Strict Superiority
also Dominance · Strictly Better Option
When one option scores at least as well as another on every factor and strictly better on at least one, so it dominates without any weighing.
Strict superiority (also called dominance) describes the rare, easy case in a multi-factor decision: one of the options is no worse than its rivals on every relevant factor and better on at least one. When that holds, you can pick it immediately. No scoring, no weighting, and no conversion between dimensions is needed, because there is nothing to trade away — choosing the dominant option costs you nothing on any factor that matters.
CF’s interest in the concept is largely diagnostic. Elliot Temple uses it to mark the boundary between decisions that are trivial and those that are genuinely hard. If an option is strictly superior, the answer is obvious and uncontroversial. The hard cases — which is to say almost all real decisions — are precisely the ones where no option dominates, so the alternatives differ by tradeoffs: option A wins on price, option B wins on quality. Here strict superiority gives no guidance.

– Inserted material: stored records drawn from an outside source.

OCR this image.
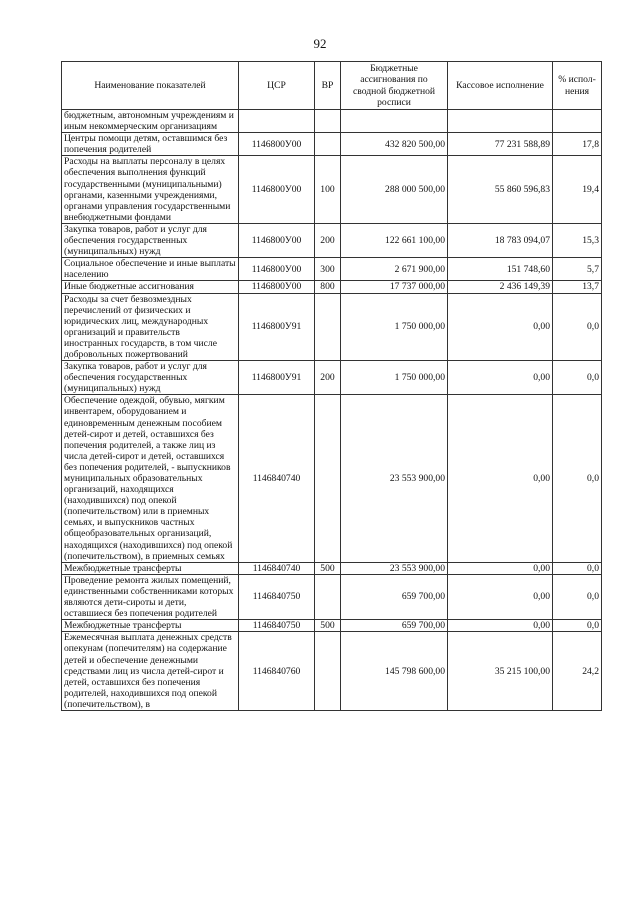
92
Наименование показателей	ЦСР	ВР	Бюджетные ассигнования по сводной бюджетной росписи	Кассовое исполнение	% испол-нения
бюджетным, автономным учреждениям и иным некоммерческим организациям					
Центры помощи детям, оставшимся без попечения родителей	1146800У00		432 820 500,00	77 231 588,89	17,8
Расходы на выплаты персоналу в целях обеспечения выполнения функций государственными (муниципальными) органами, казенными учреждениями, органами управления государственными внебюджетными фондами	1146800У00	100	288 000 500,00	55 860 596,83	19,4
Закупка товаров, работ и услуг для обеспечения государственных (муниципальных) нужд	1146800У00	200	122 661 100,00	18 783 094,07	15,3
Социальное обеспечение и иные выплаты населению	1146800У00	300	2 671 900,00	151 748,60	5,7
Иные бюджетные ассигнования	1146800У00	800	17 737 000,00	2 436 149,39	13,7
Расходы за счет безвозмездных перечислений от физических и юридических лиц, международных организаций и правительств иностранных государств, в том числе добровольных пожертвований	1146800У91		1 750 000,00	0,00	0,0
Закупка товаров, работ и услуг для обеспечения государственных (муниципальных) нужд	1146800У91	200	1 750 000,00	0,00	0,0
Обеспечение одеждой, обувью, мягким инвентарем, оборудованием и единовременным денежным пособием детей-сирот и детей, оставшихся без попечения родителей, а также лиц из числа детей-сирот и детей, оставшихся без попечения родителей, - выпускников муниципальных образовательных организаций, находящихся (находившихся) под опекой (попечительством) или в приемных семьях, и выпускников частных общеобразовательных организаций, находящихся (находившихся) под опекой (попечительством), в приемных семьях	1146840740		23 553 900,00	0,00	0,0
Межбюджетные трансферты	1146840740	500	23 553 900,00	0,00	0,0
Проведение ремонта жилых помещений, единственными собственниками которых являются дети-сироты и дети, оставшиеся без попечения родителей	1146840750		659 700,00	0,00	0,0
Межбюджетные трансферты	1146840750	500	659 700,00	0,00	0,0
Ежемесячная выплата денежных средств опекунам (попечителям) на содержание детей и обеспечение денежными средствами лиц из числа детей-сирот и детей, оставшихся без попечения родителей, находившихся под опекой (попечительством), в	1146840760		145 798 600,00	35 215 100,00	24,2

This framing supports CF’s broader critique of weighted factor analysis and pro/con lists. Those methods claim to resolve tradeoffs by summing weighted scores, but combining factors in different dimensions requires made-up conversion factors that smuggle in a pre-existing conclusion. Strict superiority is the one situation where adding things up is unnecessary anyway. So CF’s positive method instead converts factors into binary good-enough tests (see binary evaluation) and looks for a decisive criticism, rather than pretending a weighted total has legitimately settled a tradeoff.